Premier Properties of Southwest Florida, Naples' leading luxury real estate firm, plans to open its first office in downtown Sarasota this month, during a time when you can hear a pin drop in the real estate market. January through August sales fell 35.8 percent from a year ago, prices increased only .03 percent in that last 12 months, and some residential real estate agents are sprucing up their resumes in search of other opportunities.
Although Premier executives have been planning the Sarasota expansion for more than a year, the business community is abuzz, wondering about their timing. Is it smart to make a splash in a new market-one with formidable competitors-during a real estate slowdown?
"It's a great time to be expanding," insists Tom Bringardner, general manager of Premier Properties in Naples. "We have the luxury of having not only the financial resources, but the management resources and the intellectual resources to take advantage of little blips in the marketplace."
That might sound overly optimistic to anyone who's making a living from real estate, but Bringardner sees the current slowdown as a "very common, very predictable pattern of imperfection in the market." Buyers who have been interested in moving to Southwest Florida aren't choosing to go elsewhere; if anything, they're just postponing a decision, he says. "My gosh, this doesn't mean that people suddenly don't like to walk on the beach in Southwest Florida and that it's not going to get cold in Chicago or in the Hamptons during the wintertime. There are an awful lot of people who want to come down here," he says.
Steve Bailey, who surprised the local real estate community when he jumped from Michael Saunders & Company-where he had been for three years, most recently serving as executive vice president of real estate services-to helm Premier's new office at Plaza at Five Points, is banking on those future buyers. "It certainly was a risk to leave an established entity, but I really consider it a minimal risk because of the history of the company and the fact that Premier has the business model," he says. "This is the ideal time for a company that has staying power and resources to enter a new market area."
Premier Properties, established in 1982, is a division of The Lutgert Companies, a group of private companies in the residential and commercial real estate development and brokerage services, founded by Raymond Lutgert in 1964. Lutgert also handles developer consultation, sales and marketing, personal and commercial insurance, residential mortgage and title industries. In the last 40 years, The Lutgert Companies has not only grown and evolved with Naples, but has taken a lead in how the area has developed. "I think they've had a significant positive impact on the overall development of Naples," says Paul Marinelli, president of the Barron Collier Co.
"They really set a standard in quality, amenities and in terms of marketing Southwest Florida as a destination for people to come to," says David Ellis, executive vice president of the Collier Building Industry Association.
In 2005, Premier generated more than $2 billion in annual sales, from homes in private golf course communities to oceanfront condos and single-family homes to properties in Old Naples. It has 225 licensed sales agents at 13 locations in Naples, Marco Island and Bonita Springs. (Michael Saunders & Company, another rival in the luxury market, has 450 associates in 16 locations and generated $3.1 billion in 2005 sales.)
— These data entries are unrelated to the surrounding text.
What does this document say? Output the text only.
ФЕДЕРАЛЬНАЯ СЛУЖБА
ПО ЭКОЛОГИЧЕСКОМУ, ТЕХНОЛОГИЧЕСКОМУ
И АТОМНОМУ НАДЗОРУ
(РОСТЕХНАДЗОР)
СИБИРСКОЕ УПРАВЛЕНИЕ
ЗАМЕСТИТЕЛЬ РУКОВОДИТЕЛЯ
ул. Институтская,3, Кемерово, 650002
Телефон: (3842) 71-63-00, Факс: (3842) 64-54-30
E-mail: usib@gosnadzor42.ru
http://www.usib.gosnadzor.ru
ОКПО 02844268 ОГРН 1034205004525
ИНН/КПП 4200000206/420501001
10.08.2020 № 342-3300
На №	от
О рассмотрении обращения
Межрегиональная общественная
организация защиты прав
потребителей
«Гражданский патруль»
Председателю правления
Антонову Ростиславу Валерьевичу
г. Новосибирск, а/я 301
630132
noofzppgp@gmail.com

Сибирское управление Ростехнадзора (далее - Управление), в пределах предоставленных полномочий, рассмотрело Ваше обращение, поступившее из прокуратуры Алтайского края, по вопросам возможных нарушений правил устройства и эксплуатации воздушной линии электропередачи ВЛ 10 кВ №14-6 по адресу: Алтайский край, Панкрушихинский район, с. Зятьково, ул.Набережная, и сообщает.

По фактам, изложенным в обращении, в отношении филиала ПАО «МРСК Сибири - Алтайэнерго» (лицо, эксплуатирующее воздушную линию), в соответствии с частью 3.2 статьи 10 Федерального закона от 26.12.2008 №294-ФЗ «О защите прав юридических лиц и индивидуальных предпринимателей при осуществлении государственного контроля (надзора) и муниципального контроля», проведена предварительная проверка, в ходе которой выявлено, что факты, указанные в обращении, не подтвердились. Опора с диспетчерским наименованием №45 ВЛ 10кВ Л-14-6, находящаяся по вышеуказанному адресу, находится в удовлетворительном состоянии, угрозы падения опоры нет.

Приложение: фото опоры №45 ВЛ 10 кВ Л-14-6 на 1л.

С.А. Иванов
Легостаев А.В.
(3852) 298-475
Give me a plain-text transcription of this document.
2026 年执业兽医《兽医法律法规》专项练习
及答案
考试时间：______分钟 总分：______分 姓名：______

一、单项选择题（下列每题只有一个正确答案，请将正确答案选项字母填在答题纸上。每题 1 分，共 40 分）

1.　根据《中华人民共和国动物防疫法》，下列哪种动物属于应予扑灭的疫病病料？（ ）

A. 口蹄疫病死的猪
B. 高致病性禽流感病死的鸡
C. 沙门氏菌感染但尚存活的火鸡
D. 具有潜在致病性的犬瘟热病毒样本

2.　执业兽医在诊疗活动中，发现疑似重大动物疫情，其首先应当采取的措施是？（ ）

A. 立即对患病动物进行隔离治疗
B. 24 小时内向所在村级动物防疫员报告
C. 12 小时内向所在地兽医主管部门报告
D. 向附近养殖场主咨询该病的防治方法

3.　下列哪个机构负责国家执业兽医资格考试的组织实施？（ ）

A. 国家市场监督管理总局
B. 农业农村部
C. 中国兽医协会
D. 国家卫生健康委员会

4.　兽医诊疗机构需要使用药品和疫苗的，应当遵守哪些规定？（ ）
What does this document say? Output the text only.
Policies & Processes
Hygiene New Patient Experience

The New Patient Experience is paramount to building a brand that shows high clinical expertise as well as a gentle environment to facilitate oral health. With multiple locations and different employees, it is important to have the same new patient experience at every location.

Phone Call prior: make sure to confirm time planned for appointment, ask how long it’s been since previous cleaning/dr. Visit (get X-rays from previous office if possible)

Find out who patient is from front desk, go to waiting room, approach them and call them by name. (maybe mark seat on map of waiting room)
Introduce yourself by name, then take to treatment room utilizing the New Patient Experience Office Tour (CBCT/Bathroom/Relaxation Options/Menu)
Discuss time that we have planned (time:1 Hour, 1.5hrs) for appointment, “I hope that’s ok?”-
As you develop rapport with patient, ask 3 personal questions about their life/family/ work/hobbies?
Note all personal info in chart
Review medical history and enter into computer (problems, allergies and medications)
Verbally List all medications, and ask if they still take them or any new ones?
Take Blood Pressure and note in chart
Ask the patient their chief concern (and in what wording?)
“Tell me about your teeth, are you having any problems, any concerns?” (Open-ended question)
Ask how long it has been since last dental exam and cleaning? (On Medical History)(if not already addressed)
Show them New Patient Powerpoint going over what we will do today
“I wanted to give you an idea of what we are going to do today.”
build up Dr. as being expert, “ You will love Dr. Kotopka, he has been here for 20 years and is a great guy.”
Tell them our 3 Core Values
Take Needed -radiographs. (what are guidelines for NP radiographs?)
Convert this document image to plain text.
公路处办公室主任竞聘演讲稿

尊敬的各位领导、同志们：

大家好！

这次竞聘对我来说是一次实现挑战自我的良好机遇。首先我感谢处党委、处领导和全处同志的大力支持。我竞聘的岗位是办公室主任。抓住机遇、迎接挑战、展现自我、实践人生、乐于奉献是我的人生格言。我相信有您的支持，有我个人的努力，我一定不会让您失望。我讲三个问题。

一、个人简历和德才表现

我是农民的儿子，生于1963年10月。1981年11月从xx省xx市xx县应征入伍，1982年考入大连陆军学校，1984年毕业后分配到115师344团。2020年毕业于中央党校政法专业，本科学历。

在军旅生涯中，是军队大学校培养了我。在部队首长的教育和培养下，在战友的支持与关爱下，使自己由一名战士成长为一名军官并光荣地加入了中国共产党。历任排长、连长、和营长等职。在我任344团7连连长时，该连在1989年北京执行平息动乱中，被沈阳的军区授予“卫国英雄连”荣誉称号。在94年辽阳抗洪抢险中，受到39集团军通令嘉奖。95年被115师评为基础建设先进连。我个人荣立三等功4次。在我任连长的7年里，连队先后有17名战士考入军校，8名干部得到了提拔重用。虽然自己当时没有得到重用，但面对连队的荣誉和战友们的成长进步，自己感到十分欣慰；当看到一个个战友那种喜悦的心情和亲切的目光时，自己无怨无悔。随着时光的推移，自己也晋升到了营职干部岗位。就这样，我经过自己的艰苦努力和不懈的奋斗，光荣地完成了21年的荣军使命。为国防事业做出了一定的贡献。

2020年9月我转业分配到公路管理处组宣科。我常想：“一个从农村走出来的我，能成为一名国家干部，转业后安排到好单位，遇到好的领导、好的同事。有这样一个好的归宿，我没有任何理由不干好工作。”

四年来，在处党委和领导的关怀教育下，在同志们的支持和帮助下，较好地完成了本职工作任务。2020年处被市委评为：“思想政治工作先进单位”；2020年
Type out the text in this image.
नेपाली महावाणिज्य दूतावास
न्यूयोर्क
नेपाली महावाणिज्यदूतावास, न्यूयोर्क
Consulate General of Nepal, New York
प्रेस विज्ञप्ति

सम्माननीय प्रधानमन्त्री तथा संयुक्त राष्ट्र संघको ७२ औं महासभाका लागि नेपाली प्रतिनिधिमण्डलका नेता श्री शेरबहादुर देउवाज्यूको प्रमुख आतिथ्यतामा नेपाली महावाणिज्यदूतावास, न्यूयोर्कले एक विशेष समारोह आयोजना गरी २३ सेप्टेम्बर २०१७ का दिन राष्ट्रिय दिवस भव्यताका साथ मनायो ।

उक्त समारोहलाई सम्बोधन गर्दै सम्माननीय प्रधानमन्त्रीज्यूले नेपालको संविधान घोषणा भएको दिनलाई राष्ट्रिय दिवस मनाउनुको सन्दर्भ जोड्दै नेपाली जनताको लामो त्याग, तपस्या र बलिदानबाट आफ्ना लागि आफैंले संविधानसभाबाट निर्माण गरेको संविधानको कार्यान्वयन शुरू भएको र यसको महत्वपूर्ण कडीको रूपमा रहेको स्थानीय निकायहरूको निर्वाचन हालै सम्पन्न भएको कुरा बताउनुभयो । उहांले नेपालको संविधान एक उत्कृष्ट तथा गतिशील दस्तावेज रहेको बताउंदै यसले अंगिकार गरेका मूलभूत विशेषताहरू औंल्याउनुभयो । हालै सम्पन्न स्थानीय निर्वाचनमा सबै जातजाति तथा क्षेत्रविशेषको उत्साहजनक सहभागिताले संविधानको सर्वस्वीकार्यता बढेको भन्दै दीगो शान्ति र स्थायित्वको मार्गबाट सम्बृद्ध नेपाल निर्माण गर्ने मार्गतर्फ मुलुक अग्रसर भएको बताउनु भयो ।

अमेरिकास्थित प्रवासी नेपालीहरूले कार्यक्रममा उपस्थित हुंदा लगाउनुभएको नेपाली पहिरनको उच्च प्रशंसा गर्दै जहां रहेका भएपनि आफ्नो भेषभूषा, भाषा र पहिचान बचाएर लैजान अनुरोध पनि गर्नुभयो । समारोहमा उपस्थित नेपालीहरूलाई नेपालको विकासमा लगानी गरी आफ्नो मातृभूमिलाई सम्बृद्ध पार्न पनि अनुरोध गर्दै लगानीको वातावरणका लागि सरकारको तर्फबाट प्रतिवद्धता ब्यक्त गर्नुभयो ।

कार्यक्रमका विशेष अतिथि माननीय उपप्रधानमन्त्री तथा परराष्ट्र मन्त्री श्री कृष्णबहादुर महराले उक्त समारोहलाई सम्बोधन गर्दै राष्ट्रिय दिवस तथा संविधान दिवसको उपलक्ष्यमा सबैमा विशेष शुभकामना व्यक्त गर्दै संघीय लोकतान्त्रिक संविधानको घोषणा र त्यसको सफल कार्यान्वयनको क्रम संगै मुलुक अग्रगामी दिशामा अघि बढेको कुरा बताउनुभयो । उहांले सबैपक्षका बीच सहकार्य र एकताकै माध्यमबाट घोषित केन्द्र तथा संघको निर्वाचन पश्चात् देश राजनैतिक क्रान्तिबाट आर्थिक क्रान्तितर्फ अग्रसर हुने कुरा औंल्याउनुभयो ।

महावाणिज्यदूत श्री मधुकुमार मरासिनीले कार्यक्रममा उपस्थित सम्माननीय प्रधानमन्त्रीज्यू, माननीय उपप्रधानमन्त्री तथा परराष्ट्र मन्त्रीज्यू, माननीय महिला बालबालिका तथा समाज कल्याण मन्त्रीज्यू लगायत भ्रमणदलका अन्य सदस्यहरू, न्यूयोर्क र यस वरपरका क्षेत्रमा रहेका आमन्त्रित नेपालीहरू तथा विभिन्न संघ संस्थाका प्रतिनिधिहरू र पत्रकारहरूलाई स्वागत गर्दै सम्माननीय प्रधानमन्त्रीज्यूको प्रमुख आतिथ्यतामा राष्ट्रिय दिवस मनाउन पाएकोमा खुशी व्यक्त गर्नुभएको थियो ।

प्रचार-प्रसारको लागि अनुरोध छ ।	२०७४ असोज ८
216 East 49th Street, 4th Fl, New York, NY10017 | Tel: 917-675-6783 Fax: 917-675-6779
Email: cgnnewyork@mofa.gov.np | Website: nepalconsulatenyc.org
As Bailey was working in August to hire sales agents-the plan calls for an initial 12 to 15 in the Five Points office-he found the slowdown working to his advantage. The soft market conditions have made agents consider alternatives. He hasn't had to make too many outgoing recruiting calls because a number of agents are contacting him.
"People are disenchanted, they're frustrated," says Bailey, vice president and Sarasota regional manager. "Their productivity is not what it was the past five years. What that does is cause people to really stop and analyze their current situation."
Even before opening its doors, Premier, which expects to be working with properties priced at $1 million and up, started negotiating for additional office space and already plans to increase its sales force, which Bringardner says includes agents from Collier as well as newcomers to the company. "We're looking at an opportunity to grow even more within Sarasota not even having opened our doors," he told Sarasota-Manatee BUSINESS while the initial location was under construction.
THE NAPLES-SARASOTA CONNECTION
In determining how and when to expand, Premier executives considered factors such as the distance between the Naples and Sarasota markets, competitors and the potential client base. "We've been looking at Sarasota for some time, more than a year, talking about opportunities that might exist there," Bringardner says. "We like Sarasota a lot. Similarities are made on a regular basis in Sarasota about it being like Naples."